FWIW, I rarely use the IDE to write code; I use Notepad++ and use the IDE as a compiler. Is this a sophisticated and flexible programming system? Heck no. But it's entirely adequate for its intended purpose.
About me: I am an EE. Currently I spend about 1/2 of my time as an educator and the other 1/2 as a consultant. At my last full time job I designed embedded systems. I didn't program them though, and I typically let the software engineer pick the MCU. When I needed something in the lab with GPIO for control or data collection, I started by reprogramming an existing product; usually something with a 16bit PIC. Then I discovered Arduinos and never bothered trying to repurpose existing boards. I used them to control prototypes of other products that didn't include in on board MCU, or some that did have their own MCU but needed to be tested through some low level interface.
Again, I had piles of non-Arduino boards with analog and digital io at my disposal. All I had to do was program them. But when I found out I could spend $20 on a Teensy and cut my coding/debug time by an order of magnitude, I pushed all of those other boards into a box and put it on the shelf.
Did I or anyone else at that company ever consider incorporating an Arduino into one of our products instead of a $2 PIC? Of course not, that would be silly.
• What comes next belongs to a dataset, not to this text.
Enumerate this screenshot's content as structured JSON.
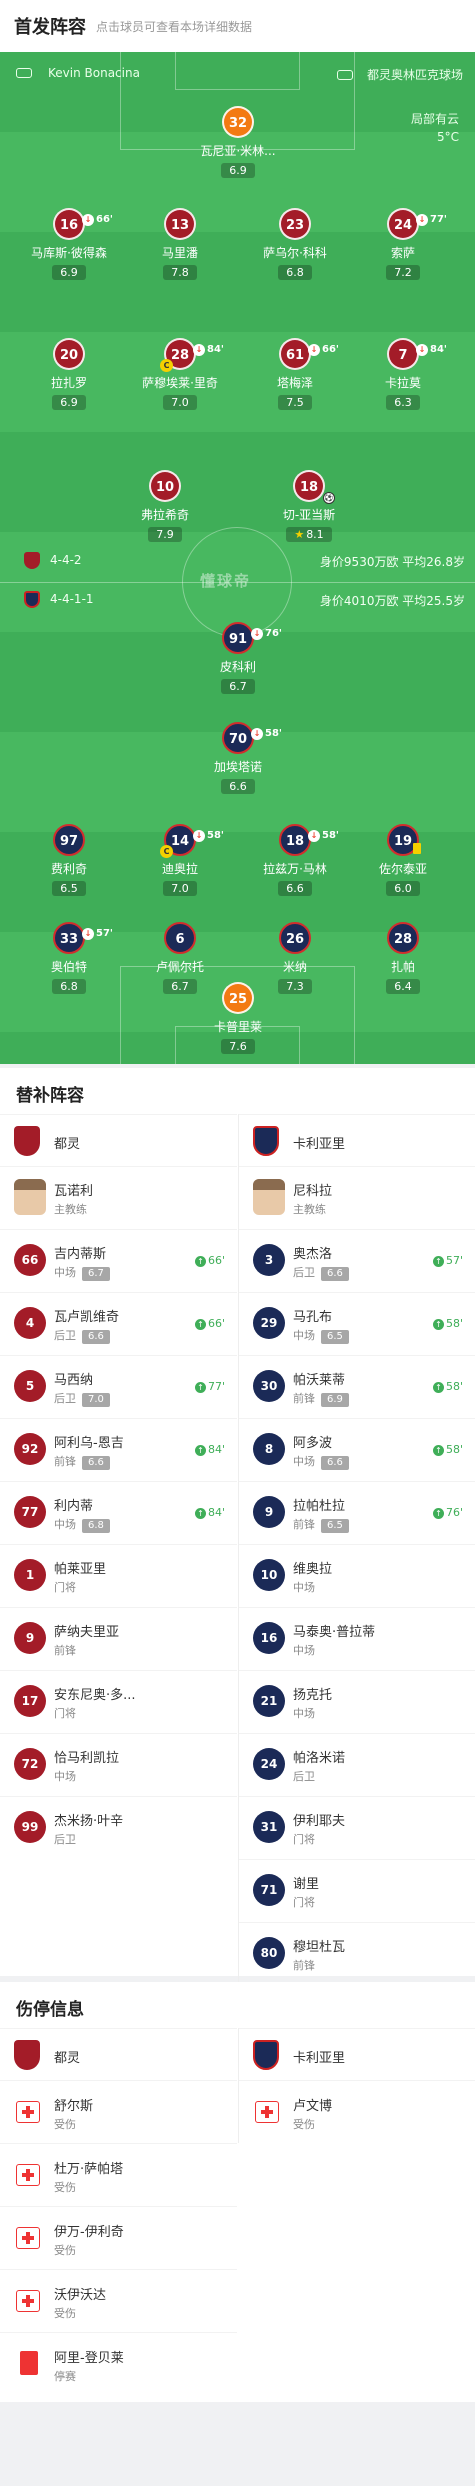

Point is, I found good uses for both $2 MCU's and $20 Arduinos.
A project that I'm currently working on as a consultant involves reading a 3-axis accelerometer, doing a little DSP, then sending the result over Bluetooth. My first prototypes used the ADXL343 accelerometer (same that I will use in the final product) connected to a Teensy 3.6. With this I was able to perform both proof of concept and develop the DSP. There's only a few hundred lines of code and that include a command interpreter. The only thing missing is Bluetooth. For the commercial product, should I design in the Teensy coupled with more hardware for Bluetooth? Should I consider an STM32 because it's the new Z80? Maybe I should program it in Forth too...
No, I'll use a TI CC2640R2F. It includes a general purpose MCU, as well as a Bluetooth module, but the real reason I'll use it is because the tools and libraries available from TI will make programming the thing way easier than programming a PIC or STM32 from scratch to perform the same job. I expect that the time to write and debug the code will be reduced by a factor of 4 or 5. Hey, that's the same reason I used the Arduinos for prototyping!